Выбрать главу

Стоит сделать один только шаг – и от возвышенных мистических восторгов мы вновь переходим к довольно неуклюжей символике. «Vous le mangerés, – говорит о евхаристии Le livre de crainte amoureuse [Книга страха любовного] Жана Бертелеми, – rôti au feu, bien cuit, non point ars ou brulé. Car ainsi l’aigneau de Pasques entre deux feux de bois ou de charbon estoit cuit convenablement et roty, ainsi le doulx Jésus, le jour du Vendredi sacré, fut en la broche de la digne croix mis, attachié, et lié, entre les deux feux de très angoisseuse mort et passion, et de très ardentes charité et amour qu’il avoit à nos ames et à nostre salut, it fut comme roty et langoureusement cuit pour nous saulver»51 [«Вы съедите его <…> поджаренным на огне, хорошо пропеченным, не пережаренным и не подгоревшим. Ибо как пасхального агнца, помещаемого меж двумя кострами из поленьев или из углей, надлежащим образом томили и жарили, так же и сладчайшего Иисуса в Страстную пятницу насадили на вертел честнаго креста меж двумя огнями: мучений и ужасающей смерти – и ярко пылающих милосердия и любви, кои нес он душам нашим во спасение наше, – и как бы протомили, изжарили и пропарили, дабы спасти нас»].

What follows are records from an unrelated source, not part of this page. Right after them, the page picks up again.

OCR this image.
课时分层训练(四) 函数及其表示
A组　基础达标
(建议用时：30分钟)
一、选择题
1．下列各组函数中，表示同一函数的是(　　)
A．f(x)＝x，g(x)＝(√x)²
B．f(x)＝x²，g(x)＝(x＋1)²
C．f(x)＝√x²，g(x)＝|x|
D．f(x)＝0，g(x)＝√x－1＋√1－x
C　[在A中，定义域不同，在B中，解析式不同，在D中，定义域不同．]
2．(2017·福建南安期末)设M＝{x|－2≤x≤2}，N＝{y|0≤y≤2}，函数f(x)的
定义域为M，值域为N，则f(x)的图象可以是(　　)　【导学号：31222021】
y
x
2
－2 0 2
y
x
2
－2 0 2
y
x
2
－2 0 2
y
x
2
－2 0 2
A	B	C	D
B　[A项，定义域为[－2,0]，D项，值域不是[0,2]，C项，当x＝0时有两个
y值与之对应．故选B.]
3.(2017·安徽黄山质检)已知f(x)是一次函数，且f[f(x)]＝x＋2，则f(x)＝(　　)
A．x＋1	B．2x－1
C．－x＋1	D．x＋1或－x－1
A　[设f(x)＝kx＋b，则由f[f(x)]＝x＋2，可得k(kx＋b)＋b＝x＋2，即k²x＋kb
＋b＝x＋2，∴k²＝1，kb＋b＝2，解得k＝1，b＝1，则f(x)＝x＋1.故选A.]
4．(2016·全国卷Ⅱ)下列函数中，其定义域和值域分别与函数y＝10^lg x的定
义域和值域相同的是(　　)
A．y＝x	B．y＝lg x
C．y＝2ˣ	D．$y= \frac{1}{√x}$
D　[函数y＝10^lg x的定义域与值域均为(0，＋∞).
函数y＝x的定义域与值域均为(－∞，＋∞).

Образы опьянения и голода уже сами по себе опровергают мнение, что любое религиозное ощущение блаженства должно было бы интерпретироваться непременно как эротическое52. Вторжение божественного переживается так же, как утоление жажды и насыщение. Одна приверженка нового благочестия из Дипенвеена чувствует, что ее словно бы затопляет кровь Христова, и теряет сознание53. Окрашенные кровью фантазии, постоянно поддерживаемые и стимулируемые верой в пресуществление, находят выражение в дурманящих загробных видениях, как бы озаренных алым сиянием. Раны Иисусовы, говорит Бонавентура, – это кроваво-красные цветы нашего сладостного и цветущего рая, в коем душа будет вкушать нектар, порхая, как мотылек, с одного цветка на другой. Сквозь рану в боку душа проникает вплоть до самого сердца. Райские ручьи также струятся кровью. Алая, теплая кровь Христа, источаемая всеми ранами, устремляется у Сузо через рот в его сердце и душу54. Екатерина Сьенская – одна из святых, припавшая к ране в боку и пившая кровь Христову, подобно тому как другим выпало на долю отведать молока из сосцов Марии: св. Бернарду, Хайнриху Сузо, Алену дё ля Рошу.

Ален дё ля Рош, в латинизированной форме Аланус де Рупе, прозывавшийся среди своих нидерландских друзей ван дер Клипом3*, может считаться одним из самых необычных представителей французского, более склонного к игре воображения, благочестия и сверхконкретного представления о вере, столь свойственного позднему Средневековью. Родившийся, видимо, в 1428 г. в Бретани, он подвизается в качестве монаха доминиканского ордена преимущественно на севере Франции и в Нидерландах. В 1475 г. он умирает в Зволле, у братьев Общей жизни, с которыми он поддерживал тесные связи. Он был страстным ревнителем широкого внедрения четок и основал всемирное молитвенное братство, которому предписывалось чтение чередующихся в определенной последовательности молитв Аве Мария и Отче наш. В трудах этого визионера (сюда относятся главным образом проповеди и описания собственных видений)55 обращает на себя внимание ярко выраженный сексуальный характер возникающих у него образов – притом что в них отсутствует то звучание пламенной страсти, которое могло бы как-то оправдать окрашенное сексуальностью изображение священных предметов. Чувственное выражение проникнутой умилением любви к Богу становится у него откровенно манерным. Здесь нет ничего от той хлещущей через край искренности, которая возвышает фантазии великих мистиков, с их образами голода, жажды, крови, любви. В рекомендуемых им медитациях о каждом из членов тела Девы Марии, в точном описании того, как он снова и снова услаждает себя молоком Девы Марии, в символической систематизации, где он каждое слово молитвы Отче наш называет брачным ложем одной из добродетелей, сквозит дух упадка, вырождения красочного благочестия позднего Средневековья, превращающегося в отцветшую и увядшую форму.